La Guerre des Camisards

En 1685, après plusieurs années de persécutions des protestants français, Louis XIV révoque l’Édit de Nantes qui leur octroyait la possibilité d’exister. Désormais, le protestantisme sera interdit dans le Royaume, les temples détruits, les pasteurs exilés ou exécutés, la pratique du culte protestant interdite. Quelques protestants abdiquent. La plupart ont un double comportement religieux. Ils sont officiellement catholiques. Ils sont réellement et officieusement protestants. Tous réclament la liberté de culte et de conscience. Beaucoup seront consciemment et volontairement non violents. D'autres useront des armes. Parmi ces derniers, surtout des jeunes qui n'ont connu que la persécution et l'humiliation.

 

En 1702, dans les Cévennes, une insurrection locale va surgir : la Guerre des Camisards. Des bandes de paysans s’insurgent, pratiquant autant la guérilla que les batailles rangées contre les troupes royales.

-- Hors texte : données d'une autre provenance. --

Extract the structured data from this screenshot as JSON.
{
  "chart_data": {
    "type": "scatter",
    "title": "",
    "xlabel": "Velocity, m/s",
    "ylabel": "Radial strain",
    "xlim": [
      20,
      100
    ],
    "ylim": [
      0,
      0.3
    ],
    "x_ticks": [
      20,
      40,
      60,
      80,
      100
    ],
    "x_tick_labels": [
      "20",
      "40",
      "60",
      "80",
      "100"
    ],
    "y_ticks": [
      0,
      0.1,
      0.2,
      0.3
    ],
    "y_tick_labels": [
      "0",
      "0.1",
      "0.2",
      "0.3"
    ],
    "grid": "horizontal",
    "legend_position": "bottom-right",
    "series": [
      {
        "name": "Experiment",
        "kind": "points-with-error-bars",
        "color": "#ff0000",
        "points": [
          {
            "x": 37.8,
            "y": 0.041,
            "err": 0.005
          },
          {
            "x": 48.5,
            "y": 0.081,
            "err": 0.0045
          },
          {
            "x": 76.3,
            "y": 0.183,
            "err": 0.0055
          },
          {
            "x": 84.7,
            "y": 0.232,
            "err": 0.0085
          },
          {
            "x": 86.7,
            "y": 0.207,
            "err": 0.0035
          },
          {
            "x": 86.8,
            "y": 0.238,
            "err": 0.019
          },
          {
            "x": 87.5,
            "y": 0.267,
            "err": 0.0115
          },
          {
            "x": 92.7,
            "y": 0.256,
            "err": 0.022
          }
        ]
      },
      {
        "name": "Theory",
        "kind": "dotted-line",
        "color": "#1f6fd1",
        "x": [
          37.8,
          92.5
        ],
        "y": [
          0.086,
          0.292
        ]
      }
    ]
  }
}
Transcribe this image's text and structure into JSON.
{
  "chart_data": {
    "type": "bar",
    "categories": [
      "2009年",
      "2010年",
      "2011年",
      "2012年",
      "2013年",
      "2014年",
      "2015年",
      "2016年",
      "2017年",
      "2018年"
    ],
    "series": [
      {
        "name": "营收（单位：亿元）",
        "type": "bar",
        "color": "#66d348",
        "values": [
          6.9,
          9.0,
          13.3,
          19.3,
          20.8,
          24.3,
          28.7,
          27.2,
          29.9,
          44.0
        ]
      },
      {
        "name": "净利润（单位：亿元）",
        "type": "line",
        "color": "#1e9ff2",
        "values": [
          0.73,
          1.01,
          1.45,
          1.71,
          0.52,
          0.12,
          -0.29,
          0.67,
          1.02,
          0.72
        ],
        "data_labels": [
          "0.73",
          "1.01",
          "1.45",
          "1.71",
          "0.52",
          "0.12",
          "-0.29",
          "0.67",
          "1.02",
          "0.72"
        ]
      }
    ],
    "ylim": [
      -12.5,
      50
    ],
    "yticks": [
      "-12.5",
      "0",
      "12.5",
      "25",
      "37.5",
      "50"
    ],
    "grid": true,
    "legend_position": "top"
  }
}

Ils ne réclamaient que la liberté de culte et de conscience.

 

Très inférieurs en nombre, en formation militaire et en équipement, ils tinrent en échec les meilleures troupes royales commandées par les meilleurs officiers du Royaume.

 

Le maréchal de Villars, conscient qu’il n’arriverait pas à une victoire militaire, divisa les troupes camisardes par des promesses mensongères, les assurant que Louis XIV allait rétablir la liberté de culte.

 

En 1789, avec un décalage dans le temps, cette rébellion, jointe aux autres formes de résistance protestante, déboucha sur la Déclaration des Droits de l’Homme et du Citoyen, qui stipulait que nul ne pouvait être inquiété pour ses opinions religieuses ou politiques (l’Assemblée Constituante, qui en était l’auteur, comptait de nombreux protestants et était présidée par un pasteur).